Under Section 6 of Executive Order 13722, the legislation, which applied to Kim, US citizens are barred from receiving "goods" from any sanctioned person.

But as US president on official business, the rule does not apply to Trump himself: another clause says that transactions "for the conduct of the official business of the Federal Government" are not prohibited.

- Shrimp cocktail -

Sniffer dogs were brought in to sweep the kitchen ahead of the summit, and food samplers from both sides tasted each dish before it went out to the Metropole tables.

"Everything was individually wrapped, it was very hygienically packed and everything," Smart said of the North Korean supplies.

"They even brought a little alcohol swab to swab down their knives, swab down their chopping boards. In a clinical way they prepared the food very nicely."

The two chefs were talented and "very nice", the Australian added, and "very intrigued by the way that we're doing things and the style that we're cooking".

They had one culinary blind spot: they had never before seen a shrimp cocktail, the 1980s American classic which Trump requested for the opening dinner.

"They were really intrigued by the taste" of thousand island dressing, Smart said. "So I gave them the recipe and they took it home with them."

In return, they explained how to make kimchi, the fermented cabbage side dish that is a mainstay of Korean cuisine.

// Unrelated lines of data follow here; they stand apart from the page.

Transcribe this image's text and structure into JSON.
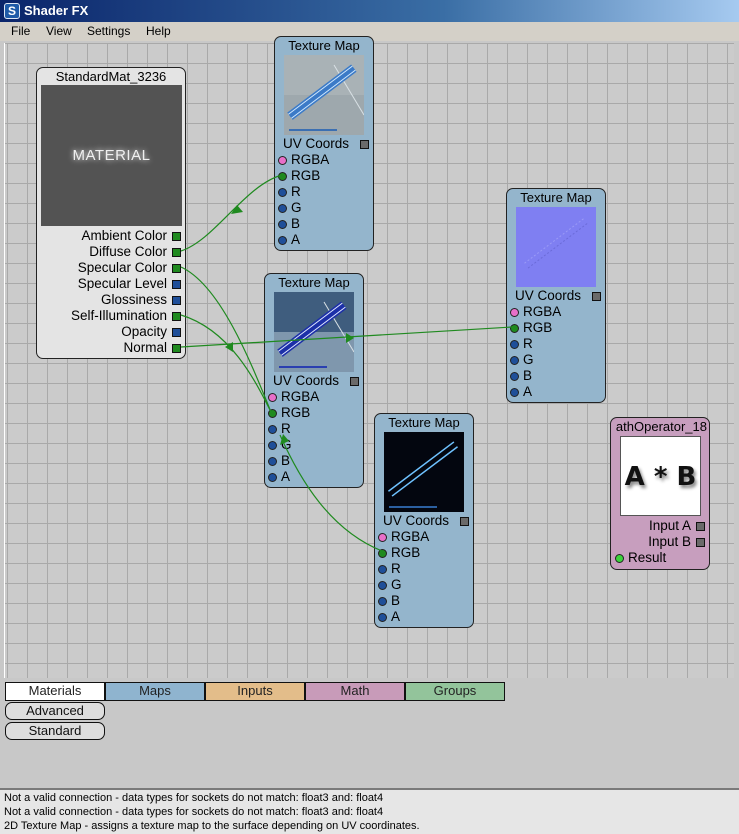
{
  "window": {
    "title": "Shader FX",
    "icon": "app-logo-icon"
  },
  "menu": [
    "File",
    "View",
    "Settings",
    "Help"
  ],
  "colors": {
    "wire": "#1f8a1f",
    "maps_node": "#94b5cc",
    "math_node": "#c79ebe",
    "materials_tab": "#ffffff",
    "maps_tab": "#8fb4cf",
    "inputs_tab": "#e3bd8a",
    "math_tab": "#c89bb9",
    "groups_tab": "#93c49b"
  },
  "material_node": {
    "title": "StandardMat_3236",
    "preview_label": "MATERIAL",
    "ports": [
      {
        "label": "Ambient Color",
        "type": "float3"
      },
      {
        "label": "Diffuse Color",
        "type": "float3"
      },
      {
        "label": "Specular Color",
        "type": "float3"
      },
      {
        "label": "Specular Level",
        "type": "float"
      },
      {
        "label": "Glossiness",
        "type": "float"
      },
      {
        "label": "Self-Illumination",
        "type": "float3"
      },
      {
        "label": "Opacity",
        "type": "float"
      },
      {
        "label": "Normal",
        "type": "float3"
      }
    ]
  },
  "texture_nodes": [
    {
      "title": "Texture Map",
      "preview": "metal-diffuse",
      "input": "UV Coords",
      "outputs": [
        "RGBA",
        "RGB",
        "R",
        "G",
        "B",
        "A"
      ]
    },
    {
      "title": "Texture Map",
      "preview": "metal-dark",
      "input": "UV Coords",
      "outputs": [
        "RGBA",
        "RGB",
        "R",
        "G",
        "B",
        "A"
      ]
    },
    {
      "title": "Texture Map",
      "preview": "normal-map",
      "input": "UV Coords",
      "outputs": [
        "RGBA",
        "RGB",
        "R",
        "G",
        "B",
        "A"
      ]
    },
    {
      "title": "Texture Map",
      "preview": "glow-lines",
      "input": "UV Coords",
      "outputs": [
        "RGBA",
        "RGB",
        "R",
        "G",
        "B",
        "A"
      ]
    }
  ],
  "math_node": {
    "title": "athOperator_18",
    "preview_label": "A * B",
    "inputs": [
      "Input A",
      "Input B"
    ],
    "output": "Result"
  },
  "palette": {
    "tabs": [
      "Materials",
      "Maps",
      "Inputs",
      "Math",
      "Groups"
    ],
    "active_tab": "Materials",
    "items": [
      "Advanced",
      "Standard"
    ]
  },
  "status": [
    "Not a valid connection - data types for sockets do not match: float3 and: float4",
    "Not a valid connection - data types for sockets do not match: float3 and: float4",
    "2D Texture Map - assigns a texture map to the surface depending on UV coordinates."
  ]
}
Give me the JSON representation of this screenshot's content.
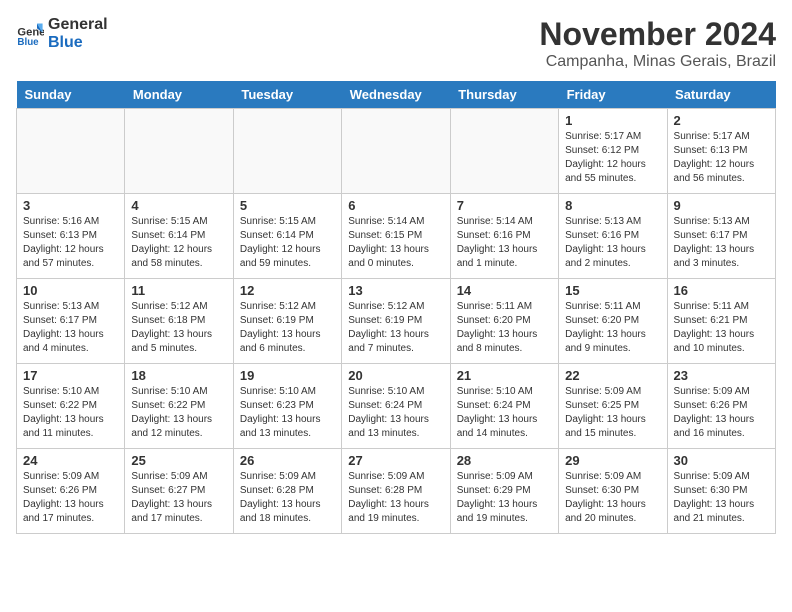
{
  "logo": {
    "text_general": "General",
    "text_blue": "Blue"
  },
  "title": "November 2024",
  "subtitle": "Campanha, Minas Gerais, Brazil",
  "weekdays": [
    "Sunday",
    "Monday",
    "Tuesday",
    "Wednesday",
    "Thursday",
    "Friday",
    "Saturday"
  ],
  "weeks": [
    [
      {
        "day": "",
        "info": ""
      },
      {
        "day": "",
        "info": ""
      },
      {
        "day": "",
        "info": ""
      },
      {
        "day": "",
        "info": ""
      },
      {
        "day": "",
        "info": ""
      },
      {
        "day": "1",
        "info": "Sunrise: 5:17 AM\nSunset: 6:12 PM\nDaylight: 12 hours and 55 minutes."
      },
      {
        "day": "2",
        "info": "Sunrise: 5:17 AM\nSunset: 6:13 PM\nDaylight: 12 hours and 56 minutes."
      }
    ],
    [
      {
        "day": "3",
        "info": "Sunrise: 5:16 AM\nSunset: 6:13 PM\nDaylight: 12 hours and 57 minutes."
      },
      {
        "day": "4",
        "info": "Sunrise: 5:15 AM\nSunset: 6:14 PM\nDaylight: 12 hours and 58 minutes."
      },
      {
        "day": "5",
        "info": "Sunrise: 5:15 AM\nSunset: 6:14 PM\nDaylight: 12 hours and 59 minutes."
      },
      {
        "day": "6",
        "info": "Sunrise: 5:14 AM\nSunset: 6:15 PM\nDaylight: 13 hours and 0 minutes."
      },
      {
        "day": "7",
        "info": "Sunrise: 5:14 AM\nSunset: 6:16 PM\nDaylight: 13 hours and 1 minute."
      },
      {
        "day": "8",
        "info": "Sunrise: 5:13 AM\nSunset: 6:16 PM\nDaylight: 13 hours and 2 minutes."
      },
      {
        "day": "9",
        "info": "Sunrise: 5:13 AM\nSunset: 6:17 PM\nDaylight: 13 hours and 3 minutes."
      }
    ],
    [
      {
        "day": "10",
        "info": "Sunrise: 5:13 AM\nSunset: 6:17 PM\nDaylight: 13 hours and 4 minutes."
      },
      {
        "day": "11",
        "info": "Sunrise: 5:12 AM\nSunset: 6:18 PM\nDaylight: 13 hours and 5 minutes."
      },
      {
        "day": "12",
        "info": "Sunrise: 5:12 AM\nSunset: 6:19 PM\nDaylight: 13 hours and 6 minutes."
      },
      {
        "day": "13",
        "info": "Sunrise: 5:12 AM\nSunset: 6:19 PM\nDaylight: 13 hours and 7 minutes."
      },
      {
        "day": "14",
        "info": "Sunrise: 5:11 AM\nSunset: 6:20 PM\nDaylight: 13 hours and 8 minutes."
      },
      {
        "day": "15",
        "info": "Sunrise: 5:11 AM\nSunset: 6:20 PM\nDaylight: 13 hours and 9 minutes."
      },
      {
        "day": "16",
        "info": "Sunrise: 5:11 AM\nSunset: 6:21 PM\nDaylight: 13 hours and 10 minutes."
      }
    ],
    [
      {
        "day": "17",
        "info": "Sunrise: 5:10 AM\nSunset: 6:22 PM\nDaylight: 13 hours and 11 minutes."
      },
      {
        "day": "18",
        "info": "Sunrise: 5:10 AM\nSunset: 6:22 PM\nDaylight: 13 hours and 12 minutes."
      },
      {
        "day": "19",
        "info": "Sunrise: 5:10 AM\nSunset: 6:23 PM\nDaylight: 13 hours and 13 minutes."
      },
      {
        "day": "20",
        "info": "Sunrise: 5:10 AM\nSunset: 6:24 PM\nDaylight: 13 hours and 13 minutes."
      },
      {
        "day": "21",
        "info": "Sunrise: 5:10 AM\nSunset: 6:24 PM\nDaylight: 13 hours and 14 minutes."
      },
      {
        "day": "22",
        "info": "Sunrise: 5:09 AM\nSunset: 6:25 PM\nDaylight: 13 hours and 15 minutes."
      },
      {
        "day": "23",
        "info": "Sunrise: 5:09 AM\nSunset: 6:26 PM\nDaylight: 13 hours and 16 minutes."
      }
    ],
    [
      {
        "day": "24",
        "info": "Sunrise: 5:09 AM\nSunset: 6:26 PM\nDaylight: 13 hours and 17 minutes."
      },
      {
        "day": "25",
        "info": "Sunrise: 5:09 AM\nSunset: 6:27 PM\nDaylight: 13 hours and 17 minutes."
      },
      {
        "day": "26",
        "info": "Sunrise: 5:09 AM\nSunset: 6:28 PM\nDaylight: 13 hours and 18 minutes."
      },
      {
        "day": "27",
        "info": "Sunrise: 5:09 AM\nSunset: 6:28 PM\nDaylight: 13 hours and 19 minutes."
      },
      {
        "day": "28",
        "info": "Sunrise: 5:09 AM\nSunset: 6:29 PM\nDaylight: 13 hours and 19 minutes."
      },
      {
        "day": "29",
        "info": "Sunrise: 5:09 AM\nSunset: 6:30 PM\nDaylight: 13 hours and 20 minutes."
      },
      {
        "day": "30",
        "info": "Sunrise: 5:09 AM\nSunset: 6:30 PM\nDaylight: 13 hours and 21 minutes."
      }
    ]
  ]
}
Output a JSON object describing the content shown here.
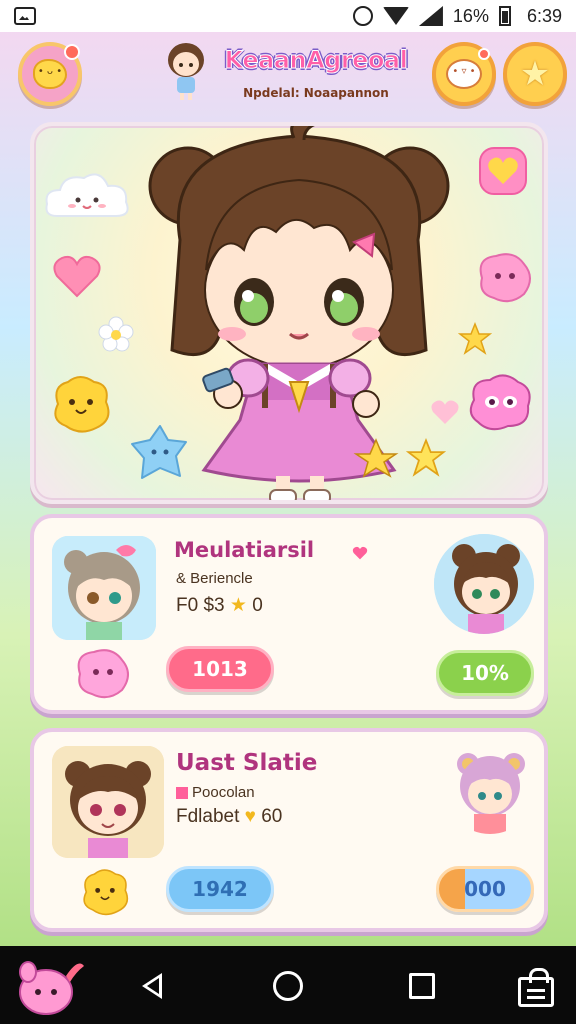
{
  "status_bar": {
    "battery_text": "16%",
    "time": "6:39"
  },
  "header": {
    "title": "KeaanAgreoal",
    "subtitle": "Npdelal: Noaapannon"
  },
  "cards": [
    {
      "title": "Meulatiarsil",
      "line1": "& Beriencle",
      "line2": "F0 $3",
      "line2_suffix": "0",
      "button_left": "1013",
      "button_right": "10%"
    },
    {
      "title": "Uast Slatie",
      "line1": "Poocolan",
      "line2": "Fdlabet",
      "line2_suffix": "60",
      "button_left": "1942",
      "button_right": "000"
    }
  ],
  "colors": {
    "accent_pink": "#ff6b8a",
    "accent_green": "#8bd14c",
    "accent_blue": "#7cc6f7",
    "title_pink": "#ff5fa8"
  },
  "icons": [
    "image-icon",
    "alarm-icon",
    "wifi-icon",
    "signal-icon",
    "battery-icon",
    "star-icon",
    "chat-icon",
    "heart-icon",
    "back-icon",
    "home-icon",
    "recent-apps-icon",
    "shop-icon"
  ]
}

For lunch on the summit's second day, the North Koreans were responsible for the apple foie gras jelly appetisers -- again providing their own ingredients, and carving long-beaked birds of out of a white seaweed jelly for presentation.

"It was really kind of a masterpiece," Smart said.

They were laid out on the table, but the leaders never sat down as the summit deadlocked over Washington's demand the North close its Yongbyon nuclear complex and Pyongyang's desire for relief from UN Security Council sanctions.

The leaders left without a signing ceremony or the scheduled meal, to the disappointment of the culinary team.

Instead, hotel staff ate Smart's main course of grilled snow fish, roasted vegetables and rice pilaf.

"It was delicious," said Anthony Slewka, Metropole's sales and marketing director -- and the hotel is now considering offering guests the same menu.